Genesee & Wyoming (NYSE:GWR) delivered its fourth-quarter results before the market opened on Tuesday. The railroad operator wasn't able to deliver everything Wall Street was expecting; it missed estimates. However, the quarter was solid overall as the company continues to chug along.
Delivering the goods
For the quarter, Genesee & Wyoming delivered total operating revenue of $415.6 million, which is up $24 million, or 6%, from the same period last year. One of the driving forces behind the increased revenue was the addition of the Rapid City, Pierre & Eastern Railroad, or RCP&E, which added $20.7 million to the top line. That boost helped to partially offset weakness from foreign currency depreciation, which cut $9.2 million from the total, as well as some of the weakness the company experienced in its Australian operations. Overall, however, revenue still came in about $2 million less than analysts were expecting.

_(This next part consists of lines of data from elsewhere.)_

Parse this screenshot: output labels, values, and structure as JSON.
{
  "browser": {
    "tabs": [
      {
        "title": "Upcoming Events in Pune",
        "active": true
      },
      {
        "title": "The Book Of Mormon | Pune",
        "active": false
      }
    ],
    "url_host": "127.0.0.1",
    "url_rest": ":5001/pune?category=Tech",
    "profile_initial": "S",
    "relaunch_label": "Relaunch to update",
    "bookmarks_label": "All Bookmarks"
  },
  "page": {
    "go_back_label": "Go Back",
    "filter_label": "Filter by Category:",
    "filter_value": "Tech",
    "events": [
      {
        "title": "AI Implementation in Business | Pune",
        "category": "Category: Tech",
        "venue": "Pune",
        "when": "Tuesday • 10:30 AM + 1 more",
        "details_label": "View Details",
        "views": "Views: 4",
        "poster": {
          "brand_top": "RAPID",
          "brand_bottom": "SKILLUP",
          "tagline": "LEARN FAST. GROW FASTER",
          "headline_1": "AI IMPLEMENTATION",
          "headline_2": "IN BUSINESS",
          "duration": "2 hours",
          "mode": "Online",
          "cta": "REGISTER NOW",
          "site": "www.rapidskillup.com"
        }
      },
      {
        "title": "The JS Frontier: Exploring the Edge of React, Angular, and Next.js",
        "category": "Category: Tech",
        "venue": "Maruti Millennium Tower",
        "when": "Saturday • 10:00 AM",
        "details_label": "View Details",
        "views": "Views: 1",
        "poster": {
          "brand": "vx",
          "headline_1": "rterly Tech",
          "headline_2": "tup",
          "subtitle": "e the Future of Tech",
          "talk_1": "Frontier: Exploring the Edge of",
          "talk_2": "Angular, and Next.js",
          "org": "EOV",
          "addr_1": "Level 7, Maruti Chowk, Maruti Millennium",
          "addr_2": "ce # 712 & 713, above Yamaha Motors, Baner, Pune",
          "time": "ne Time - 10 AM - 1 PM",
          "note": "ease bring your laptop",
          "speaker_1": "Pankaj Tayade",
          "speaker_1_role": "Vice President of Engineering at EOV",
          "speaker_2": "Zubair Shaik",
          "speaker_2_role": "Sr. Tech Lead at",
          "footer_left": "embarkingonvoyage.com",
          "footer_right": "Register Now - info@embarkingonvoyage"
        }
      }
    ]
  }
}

Speaking of missing Wall Street's expectations, the company's earnings followed suit, as adjusted earnings of $1.12 per share came in $0.06 shy of what analysts expected to see. Still, adjusted earnings were up 19.1% over the prior year, driven largely by strong growth in North America. That segment's operating income surged 28% despite weaker-than-expected shipments of petroleum products that caused the unexpected plunge in the price of oil last quarter. The other weakness this past quarter was the aforementioned Australian segment, as operating income slipped 4% due to weaker iron ore and intermodal shipments.
Traffic was strong last quarter as carloads increased 8.1% to 510,141. However, about half of that increase was due to the addition of RCP&E, which, when excluded, brought adjusted carloads up 4.6%. The company saw strength in mineral and stone as well as coal and coke, while agricultural products and petroleum products were weaker. Much of this volume growth was due to the continued strengthening of the U.S. economy.
Genesee & Wyoming sees its strong results in North America continuing in 2015, which should drive results as that segment represents 80% of its revenue. Meanwhile, the company sees Australia, which represents the other 20% of its revenue, continuing to be a drag on its results as it will be affected by the closing of several iron ore mines in the country. Overall, however, the company expects to deliver mid-teens growth in pre-tax income with future upside potential coming from acquisition and investment opportunities that could come its way over the next year.
Genesee & Wyoming delivered solid, if unspectacular, results. While it missed expectations, the company still delivered solid growth due to the combination of increased carload volume on its tracks as wells as the additional haul from bringing a new railroad into its fold.
This combination of organic and acquired growth should continue in the year ahead as the company sees the strengthening of the U.S. economy driving its growth in 2015.